Mieli jedno marzenie: poszybować ze spadochronem
Przyglądaliśmy się trójce ludzi, którzy choć się wcześniej nie znali, mieli jedno marzenie - poszybować jak najwyżej w powietrzu ze spadochronem. Byliśmy świadkami największej przygody ich życia. I chociaż na początku byli przerażeni, zapewniają, że powtórzyliby to jeszcze przynajmniej raz.
25.08.2006 09:01
Jesteśmy w Aeroklubie na terenie lotniska wojskowego w Pruszczu Gdańskim, 10 kilometrów od centrum Gdańska. Na lewo stoi duży hangar, mieszczący kilka samolotów, paralotnie i szybowce, a na wprost rozciąga się wielka przestrzeń porośnięta trawą i poprzecinana śladami kołujących samolotów.
"Ujrzałam bezkresną przestrzeń"
- Na horyzont? Jedyne o czym myślałam zaraz po wyskoku to żeby oddychać- oburza się Kasia zaraz po wylądowaniu na lotnisku. - Zaparło mi dech w piersiach, a wokół słyszałam tylko przeraźliwy huk. Muszę przyznać, że w samolocie trochę zwątpiłam. W pewnym momencie Gerard się podniósł, a że byłam do niego mocno przypięta, to siłą rzeczy ja razem z nim. Ktoś otworzył właz, w samolocie rozległ się okropny hałas, a przez otwór ujrzałam bezkresną przestrzeń. Byłam przerażona, zaczęłam hamować piętami po podłodze i pokazywać Staszkowi znaki, że ja nie chcę, że nie jestem gotowa. Nagle przed oczyma przewinęły mi się wszystkie dotychczasowe sny o tym, że spadam.

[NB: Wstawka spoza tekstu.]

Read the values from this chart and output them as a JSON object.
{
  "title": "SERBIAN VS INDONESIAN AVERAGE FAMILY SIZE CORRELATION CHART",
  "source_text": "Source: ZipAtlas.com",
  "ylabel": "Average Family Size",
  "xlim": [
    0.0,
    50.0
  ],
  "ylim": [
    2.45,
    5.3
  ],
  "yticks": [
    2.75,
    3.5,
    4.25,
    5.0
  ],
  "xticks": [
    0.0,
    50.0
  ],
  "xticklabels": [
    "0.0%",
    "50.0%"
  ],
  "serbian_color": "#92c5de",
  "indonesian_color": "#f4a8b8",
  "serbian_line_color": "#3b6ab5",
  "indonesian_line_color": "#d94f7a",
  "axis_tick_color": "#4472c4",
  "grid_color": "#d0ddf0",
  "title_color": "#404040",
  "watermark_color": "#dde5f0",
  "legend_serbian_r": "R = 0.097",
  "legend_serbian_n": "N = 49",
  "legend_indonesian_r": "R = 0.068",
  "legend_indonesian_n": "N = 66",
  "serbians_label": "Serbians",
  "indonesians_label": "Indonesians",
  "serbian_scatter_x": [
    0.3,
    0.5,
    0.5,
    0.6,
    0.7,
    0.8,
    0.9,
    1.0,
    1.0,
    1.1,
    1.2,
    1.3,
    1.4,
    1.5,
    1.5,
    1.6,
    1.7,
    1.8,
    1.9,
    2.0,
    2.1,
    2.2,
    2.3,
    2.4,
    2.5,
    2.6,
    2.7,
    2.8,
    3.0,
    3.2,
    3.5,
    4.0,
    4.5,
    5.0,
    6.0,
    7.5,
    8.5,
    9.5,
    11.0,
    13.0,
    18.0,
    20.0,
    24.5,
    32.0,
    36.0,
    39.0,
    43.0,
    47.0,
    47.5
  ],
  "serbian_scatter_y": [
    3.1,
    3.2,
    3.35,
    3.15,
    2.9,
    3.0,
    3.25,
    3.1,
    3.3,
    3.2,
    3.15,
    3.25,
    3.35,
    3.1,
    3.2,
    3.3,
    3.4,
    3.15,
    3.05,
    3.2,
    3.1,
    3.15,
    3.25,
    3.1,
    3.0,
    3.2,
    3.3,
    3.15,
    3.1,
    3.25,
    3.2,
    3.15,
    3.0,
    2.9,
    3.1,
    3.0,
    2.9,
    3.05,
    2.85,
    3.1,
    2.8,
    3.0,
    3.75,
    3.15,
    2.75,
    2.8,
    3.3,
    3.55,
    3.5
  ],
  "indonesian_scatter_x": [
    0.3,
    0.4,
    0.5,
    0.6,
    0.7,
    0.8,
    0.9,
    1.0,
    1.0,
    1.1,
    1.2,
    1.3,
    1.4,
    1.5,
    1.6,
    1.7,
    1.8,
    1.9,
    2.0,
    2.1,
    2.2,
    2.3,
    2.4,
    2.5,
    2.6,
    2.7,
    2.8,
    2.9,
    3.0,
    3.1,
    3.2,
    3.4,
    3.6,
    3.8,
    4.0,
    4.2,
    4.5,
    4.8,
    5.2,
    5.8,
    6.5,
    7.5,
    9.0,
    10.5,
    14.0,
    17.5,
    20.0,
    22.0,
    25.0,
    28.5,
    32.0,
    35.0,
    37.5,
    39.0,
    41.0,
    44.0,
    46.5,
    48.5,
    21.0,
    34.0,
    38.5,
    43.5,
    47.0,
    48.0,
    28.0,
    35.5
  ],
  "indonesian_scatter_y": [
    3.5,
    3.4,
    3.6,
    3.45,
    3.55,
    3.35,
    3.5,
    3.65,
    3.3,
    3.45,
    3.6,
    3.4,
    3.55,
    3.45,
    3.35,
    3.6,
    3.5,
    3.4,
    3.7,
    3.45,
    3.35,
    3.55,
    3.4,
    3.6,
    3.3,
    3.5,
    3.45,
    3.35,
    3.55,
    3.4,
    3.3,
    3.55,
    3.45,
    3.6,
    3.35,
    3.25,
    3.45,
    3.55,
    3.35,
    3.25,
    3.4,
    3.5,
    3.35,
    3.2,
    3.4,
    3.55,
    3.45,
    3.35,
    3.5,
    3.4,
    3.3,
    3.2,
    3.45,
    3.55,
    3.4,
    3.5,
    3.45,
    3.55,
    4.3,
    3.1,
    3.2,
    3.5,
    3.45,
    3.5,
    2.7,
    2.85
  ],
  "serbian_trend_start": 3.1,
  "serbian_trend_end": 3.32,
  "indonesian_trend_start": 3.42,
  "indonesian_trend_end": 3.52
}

Staliśmy już na krawędzi samolotu, szepnęłam tylko sparaliżowana, że jeszcze nie, chciałam podnieść rękę, by przytrzymać łopoczącą mi skórę na policzkach, ale Gerard złapał mnie za ręce i nagle "łup!" - polecieliśmy głową w dół. Trwało to jakieś 40 sekund- mówi Kasia.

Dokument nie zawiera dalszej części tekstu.